I had faith that we, as a country, were inexorably progressing toward something better — albeit in a two steps forward, one step back sort of way. Yes we can. Hope and change. Change we can believe in. I might have rolled my eyes at Obama’s campaign slogans at the time, but I still felt them. They flushed my cheeks; they crackled like static electricity deep in my bones.
When I look at the photo from the inaugural ball, I can see the flush, the static, the hope. It captures a time when I still believed in my marriage, in the future of my family. I still believed in our country, in the future of our children. I still believed in the long moral arc of the universe, in the future of our planet.
This morning, I wanted to wake up with a tingle of anticipation, I really did. But my body feels heavy, resigned. Even if, best-case scenario, Harris scores a decisive victory by the end of the day, I’m already anticipating the backlash.
I don’t necessarily want to return to a world in which diet fads dominate the Internet. But I desperately wish that I could recapture that faith I maintained, not all that long ago, that our current generations would leave the world better than we found it.
All I can think right now is: Fuck. It’s Election Day.
But hey. At least I have gluten.
I was in law school in 2012, I was writing my final paper Why Don’t You Give Your Baby Up for Adoption-I talked about how adoption laws needed to be less stringent because birthing mothers are disenfranchised—it was a paper in defense of abortion and I never imagine Roe would be overturned within 10 years.
I had canvassed for Obama and phonebanked- I was a member of Elon Law Democrats and we had an Obama for America office on the same street as our school. James Taylor came by and performed “Carolina in my Mind.” We went to an election night party and we were never once stressed. It’s very hard to access that feeling now.
I was 29w pregnant with my oldest when Hillary lost. I cried all day on and off, I sat on the couch disassociating, I’m not sure I moved or ate until 5 pm when I talked to my MIL and husband’s aunt. We had all been crying all day. I wish I felt better but I feel anxious. My kids are hopeful, they’re excited about having a fun day with me off school. It feels like a long day.
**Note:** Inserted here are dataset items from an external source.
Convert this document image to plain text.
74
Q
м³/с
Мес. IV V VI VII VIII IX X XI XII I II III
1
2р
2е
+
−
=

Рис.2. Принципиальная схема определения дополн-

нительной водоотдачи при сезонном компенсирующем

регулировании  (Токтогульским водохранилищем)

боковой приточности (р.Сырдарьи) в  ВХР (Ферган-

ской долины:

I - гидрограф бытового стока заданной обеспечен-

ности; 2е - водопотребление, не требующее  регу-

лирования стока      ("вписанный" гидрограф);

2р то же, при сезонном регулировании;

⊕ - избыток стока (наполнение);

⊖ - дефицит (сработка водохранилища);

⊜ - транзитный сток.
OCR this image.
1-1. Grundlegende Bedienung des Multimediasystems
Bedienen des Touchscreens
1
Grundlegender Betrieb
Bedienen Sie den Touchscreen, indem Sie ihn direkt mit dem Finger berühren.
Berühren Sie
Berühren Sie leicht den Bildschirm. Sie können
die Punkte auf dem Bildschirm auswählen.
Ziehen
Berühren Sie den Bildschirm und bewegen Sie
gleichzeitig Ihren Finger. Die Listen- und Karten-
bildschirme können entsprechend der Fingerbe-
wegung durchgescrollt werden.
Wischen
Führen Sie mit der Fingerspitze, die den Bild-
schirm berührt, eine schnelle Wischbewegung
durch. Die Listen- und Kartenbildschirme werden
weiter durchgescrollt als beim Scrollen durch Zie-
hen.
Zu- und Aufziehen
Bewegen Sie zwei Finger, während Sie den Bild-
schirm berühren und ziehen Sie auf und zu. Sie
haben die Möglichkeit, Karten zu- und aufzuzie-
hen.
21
All of this. My plan today is to stay off the news for as long as possible even after polls close. 2016 shook me. I can’t re-live that trauma in front of a screen for hours. At some point that will mean staying off substack too. I have kids to look after, a book to finish, and a new vlogger who lives on a Nordic island to watch. No matter what I’ll rejoin society tomorrow, in whatever collective action is necessary.